Ia makin mendesah. Bahkan, Ia ikut menggerakkan tubuhnya maju mundur. Penisku rasanya seperti ditelan lalu diaduk dan dihempaskan. Begitu terus sampai merinding.

“Bareng Mas, Ahh. Saya mau sampai. Ayo Ah. Ah. Ah”

Spermaku sudah di ujung. Gerakanku juga makin cepat cenderung tak beraturan. Tangan Dokter Mirza diarahkan ke belakang, kutarik dan kujadikan tumpuan. Kami makin kacau, gerakannya tak terkontrol.

“OH MY GOD OOOHHHH”

Kami orgasme, bersamaan. Aku sampai tak percaya orgasmeku bisa semenegangkan begini. Sensasi bercinta dengan Dokter Mirza selalu menakjubkan. Atau memang berselingkuh selalu seperti ini? Entahlah.

Dengan nafas yang belum teratur benar, kami beranjak merapikan diri. Dokter Mirza memilih lebih dulu ke kamar mandi, aku mendapat giliran setelahnya. Tak ada kalimat keluar dari mulut kami berdua sampai keadaan kami benar-benar rapi. Lalu kami tertawa bersamaan. Sungguh lucu bagaimana puncak kenikmatan yang baru saja kami raih. Aku merasa seperti sepasang ABG yang baru saja mengenal seks. Tak mengenal tempat dan waktu. Tiap ada kesempatan, hajar saja. Belum pernah rasanya aku semenggebu ini dalam urusan seks. Wanita ini telah membuatku melupakan akal sehat.

“Saya pamit duluan ya Dok,” kataku mengundurkan diri

“Hati-hati, Mas. Nanti aku kabari perkembangannya,” jawabnya dengan senyuman menggoda

Kami punya kebiasaan langsung bertingkah formal setelah bersetubuh. Oh ya, hari ini adalah keempat kalinya kami mengadu alat kelamin. Dua kesempatan lain kami lakukan di sekolah miliknya dan ruangan ini juga. Dan sudah sebulan sejak pertama kali kami berselingkuh. Sejauh ini semua berjalan lancar. Kami sama-sama puas. Kemampuan oral Dokter Mirza juga kian baik. Jangan tanya lagi bagaimana Ia mempermainkan penisku di vaginanya. Sebenarnya belum terlalu banyak variasi gaya bercinta yang kami lakukan. Ini juga karena waktu kami tak pernah banyak ketika bersetubuh. Dengan postur tubuh seperti itu, doggy style adalah favoritku. Namun Ia lebih suka di atas, katanya. Kami sedang memutar otak mencari waktu yang lebih panjang untuk lebih mengeksplorasi fantasi masing-masing.

*

“Untuk rencana studi banding dan pelatihan teman-teman kader, Mas Bayu jadi ikut?”

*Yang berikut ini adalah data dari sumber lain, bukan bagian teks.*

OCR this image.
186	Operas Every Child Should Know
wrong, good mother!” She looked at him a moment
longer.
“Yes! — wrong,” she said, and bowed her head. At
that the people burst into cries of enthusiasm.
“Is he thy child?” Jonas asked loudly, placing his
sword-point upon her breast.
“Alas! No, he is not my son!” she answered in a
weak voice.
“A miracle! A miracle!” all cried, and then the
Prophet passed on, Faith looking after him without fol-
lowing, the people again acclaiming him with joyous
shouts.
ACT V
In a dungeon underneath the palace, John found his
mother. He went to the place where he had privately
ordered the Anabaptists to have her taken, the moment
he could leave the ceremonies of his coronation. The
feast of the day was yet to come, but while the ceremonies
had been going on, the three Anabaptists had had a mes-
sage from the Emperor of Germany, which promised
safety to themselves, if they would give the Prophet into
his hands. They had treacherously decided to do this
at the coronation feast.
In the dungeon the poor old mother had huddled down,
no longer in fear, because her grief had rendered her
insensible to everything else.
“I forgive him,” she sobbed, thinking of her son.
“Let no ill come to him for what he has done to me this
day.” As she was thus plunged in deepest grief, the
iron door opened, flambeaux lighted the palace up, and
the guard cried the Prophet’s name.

Pesannya pagi itu kubaca dengan arti lain. Kesempatan itu tiba rupanya. Aku yakin Ia akan mengaturnya sedemikian rupa agar kami berhasil memiliki waktu yang diidam-idamkan itu.

“Sepertinya jadi, Dok. Kemarin atasan mengizinkan saya ikut”

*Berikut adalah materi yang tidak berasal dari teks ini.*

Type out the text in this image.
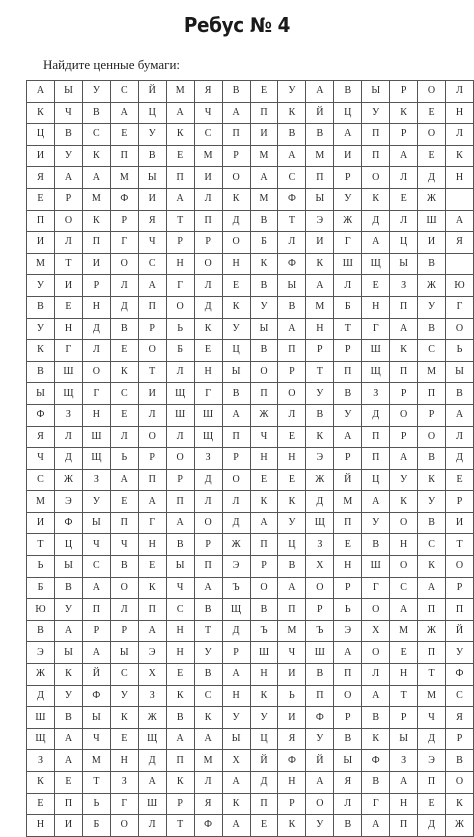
Ребус № 4
Найдите ценные бумаги:
А	Ы	У	С	Й	М	Я	В	Е	У	А	В	Ы	Р	О	Л
К	Ч	В	А	Ц	А	Ч	А	П	К	Й	Ц	У	К	Е	Н
Ц	В	С	Е	У	К	С	П	И	В	В	А	П	Р	О	Л
И	У	К	П	В	Е	М	Р	М	А	М	И	П	А	Е	К
Я	А	А	М	Ы	П	И	О	А	С	П	Р	О	Л	Д	Н
Е	Р	М	Ф	И	А	Л	К	М	Ф	Ы	У	К	Е	Ж	
П	О	К	Р	Я	Т	П	Д	В	Т	Э	Ж	Д	Л	Ш	А
И	Л	П	Г	Ч	Р	Р	О	Б	Л	И	Г	А	Ц	И	Я
М	Т	И	О	С	Н	О	Н	К	Ф	К	Ш	Щ	Ы	В	
У	И	Р	Л	А	Г	Л	Е	В	Ы	А	Л	Е	З	Ж	Ю
В	Е	Н	Д	П	О	Д	К	У	В	М	Б	Н	П	У	Г
У	Н	Д	В	Р	Ь	К	У	Ы	А	Н	Т	Г	А	В	О
К	Г	Л	Е	О	Б	Е	Ц	В	П	Р	Р	Ш	К	С	Ь
В	Ш	О	К	Т	Л	Н	Ы	О	Р	Т	П	Щ	П	М	Ы
Ы	Щ	Г	С	И	Щ	Г	В	П	О	У	В	З	Р	П	В
Ф	З	Н	Е	Л	Ш	Ш	А	Ж	Л	В	У	Д	О	Р	А
Я	Л	Ш	Л	О	Л	Щ	П	Ч	Е	К	А	П	Р	О	Л
Ч	Д	Щ	Ь	Р	О	З	Р	Н	Н	Э	Р	П	А	В	Д
С	Ж	З	А	П	Р	Д	О	Е	Е	Ж	Й	Ц	У	К	Е
М	Э	У	Е	А	П	Л	Л	К	К	Д	М	А	К	У	Р
И	Ф	Ы	П	Г	А	О	Д	А	У	Щ	П	У	О	В	И
Т	Ц	Ч	Ч	Н	В	Р	Ж	П	Ц	З	Е	В	Н	С	Т
Ь	Ы	С	В	Е	Ы	П	Э	Р	В	Х	Н	Ш	О	К	О
Б	В	А	О	К	Ч	А	Ъ	О	А	О	Р	Г	С	А	Р
Ю	У	П	Л	П	С	В	Щ	В	П	Р	Ь	О	А	П	П
В	А	Р	Р	А	Н	Т	Д	Ъ	М	Ъ	Э	Х	М	Ж	Й
Э	Ы	А	Ы	Э	Н	У	Р	Ш	Ч	Ш	А	О	Е	П	У
Ж	К	Й	С	Х	Е	В	А	Н	И	В	П	Л	Н	Т	Ф
Д	У	Ф	У	З	К	С	Н	К	Ь	П	О	А	Т	М	С
Ш	В	Ы	К	Ж	В	К	У	У	И	Ф	Р	В	Р	Ч	Я
Щ	А	Ч	Е	Щ	А	А	Ы	Ц	Я	У	В	К	Ы	Д	Р
З	А	М	Н	Д	П	М	Х	Й	Ф	Й	Ы	Ф	З	Э	В
К	Е	Т	З	А	К	Л	А	Д	Н	А	Я	В	А	П	О
Е	П	Ь	Г	Ш	Р	Я	К	П	Р	О	Л	Г	Н	Е	К
Н	И	Б	О	Л	Т	Ф	А	Е	К	У	В	А	П	Д	Ж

Kami masih berhasil untuk terus menggunakan percakapan formal dalam setiap pesan yang kami kirim. Ini juga berlaku saat kami bertemu di tengah banyak orang..

“Baik. Nanti biar diatur teman-teman bagaimana enaknya”

“Terima kasih, Dok”

Waktu yang ditunggu tiba. Aku sedang berada di dalam bus yang membawa rombongan ke Kota S. Kami akan menginap dua malam di sana. Rombongan ini berisi 16 orang yang terdiri dari 10 kader, 4 pengurus organisasi, serta aku dan Dokter Mirza. Bisa saja Ia mengatur bagaimana kami bisa ikut serta dalam acara ini. Padahal tujuan awalnya adalah pelatihan untuk kader dan pengurus. Bisa-bisanya menambahkan studi banding segala. Kami akan menginap tiga malam nantinya. Benar-benar waktu yang panjang ketimbang satu jam yang kami lakukan empat kali ini. Tapi yang masih jadi pertanyaan bagaimana kami akan melakukannya. Bukankah kami akan juga akan mengikuti jadwal peserta lain. Aku juga masih bingung bagaimana caranya kami bisa berada di dalam satu kamar.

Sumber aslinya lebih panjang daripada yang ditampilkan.